Я видел, что смущаю его своим молчанием и этими взглядами, подрываю его уверенность в себе. Время от времени мне казалось, что он читает мои мысли. Ах так? — подумал я. Ну, читай! На мой профессиональный сыщицкий взгляд, ты, господин Феликс, любишь одного только себя, и развлекать умеешь только себя, и заботишься только о своем внутреннем ребенке, вечном ребенке, который никогда не вырастет! Вот ты кто!
Я добился цели. Конечно, это было жестоко, но я ведь мстил ему за выстрел. И должен признаться, что эффектная фраза про внутреннего ребенка была не моя. Это Габи сказала так однажды об одной известной актрисе по имени Лола Чиперола, и фраза эта запала мне в голову. Даже удивительно, как те же слова подошли и Феликсу. Взгляд его дрогнул, щеки залил румянец, он обеими руками взялся за руль и отвернулся к окну.
Несколько минут в машине стояла тишина. Через некоторое время Феликс посмотрел на меня снова, уже совсем другим взглядом. Никакого блеска в нем не было. Что-то произошло между нами, что-то вроде маленькой дуэли, в которой я, уж не знаю почему, победил.
— Юный господин Файерберг — смышленый малый, — проговорил Феликс в тишине, — однако теперь надо еще испытать, насколько господин Файерберг смелый малый, чтобы пуститься в наш путь.
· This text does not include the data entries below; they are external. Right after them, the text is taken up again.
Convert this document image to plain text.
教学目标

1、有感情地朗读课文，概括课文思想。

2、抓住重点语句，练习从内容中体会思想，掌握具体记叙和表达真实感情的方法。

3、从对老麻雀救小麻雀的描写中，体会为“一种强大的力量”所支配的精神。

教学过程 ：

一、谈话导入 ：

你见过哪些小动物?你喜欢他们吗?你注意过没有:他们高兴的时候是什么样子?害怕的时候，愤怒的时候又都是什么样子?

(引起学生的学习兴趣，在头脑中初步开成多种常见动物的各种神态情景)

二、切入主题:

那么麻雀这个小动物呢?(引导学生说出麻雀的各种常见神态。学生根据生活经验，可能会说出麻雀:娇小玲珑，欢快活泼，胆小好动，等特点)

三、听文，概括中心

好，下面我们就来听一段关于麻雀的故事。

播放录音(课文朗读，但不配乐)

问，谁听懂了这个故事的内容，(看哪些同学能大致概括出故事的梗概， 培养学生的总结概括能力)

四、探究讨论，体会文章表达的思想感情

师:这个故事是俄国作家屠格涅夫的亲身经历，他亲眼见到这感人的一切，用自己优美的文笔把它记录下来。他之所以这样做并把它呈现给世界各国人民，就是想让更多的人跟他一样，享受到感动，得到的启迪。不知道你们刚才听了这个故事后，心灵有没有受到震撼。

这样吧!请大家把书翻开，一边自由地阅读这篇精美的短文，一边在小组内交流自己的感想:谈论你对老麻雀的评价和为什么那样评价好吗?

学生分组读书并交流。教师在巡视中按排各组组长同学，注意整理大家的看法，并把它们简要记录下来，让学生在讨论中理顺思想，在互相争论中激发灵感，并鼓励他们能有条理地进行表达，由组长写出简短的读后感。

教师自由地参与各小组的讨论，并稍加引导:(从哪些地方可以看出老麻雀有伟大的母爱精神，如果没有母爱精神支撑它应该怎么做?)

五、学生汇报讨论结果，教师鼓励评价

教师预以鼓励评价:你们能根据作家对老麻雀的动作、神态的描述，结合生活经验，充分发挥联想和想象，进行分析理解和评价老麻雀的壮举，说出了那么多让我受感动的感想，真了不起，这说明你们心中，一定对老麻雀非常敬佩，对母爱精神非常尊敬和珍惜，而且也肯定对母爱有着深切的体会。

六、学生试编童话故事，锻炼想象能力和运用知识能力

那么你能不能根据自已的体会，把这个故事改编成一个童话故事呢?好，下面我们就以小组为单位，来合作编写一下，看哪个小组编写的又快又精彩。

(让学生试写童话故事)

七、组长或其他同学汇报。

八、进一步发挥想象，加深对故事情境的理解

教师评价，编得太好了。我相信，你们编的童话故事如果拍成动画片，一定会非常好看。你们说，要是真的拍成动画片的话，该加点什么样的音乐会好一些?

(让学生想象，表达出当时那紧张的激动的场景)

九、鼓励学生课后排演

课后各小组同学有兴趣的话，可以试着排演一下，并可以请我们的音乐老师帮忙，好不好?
Он так смешно говорил на иврите, с одной стороны, с ошибками, с другой — такими красивыми словами. Машина наша ехала медленно и тихо. Сейчас я должен решить. Если я скажу: «Хватит», он остановится и все закончится. Оборвется в один миг странный сон, красивый, ужасный, запутанный. Сон, который только-только начался, сон-загадка, сон, который мог привести куда угодно. Я закрыл глаза, попытался сосредоточиться, но мысли расползались во все стороны, и только где-то в глубине души плескался холодный безымянный страх, страх того, что может произойти со мной, пока я вместе с этим Феликсом, так что, наверное, и не стоит разбираться в происходящем до конца, ведь разгадка может оказаться куда страшнее загадки…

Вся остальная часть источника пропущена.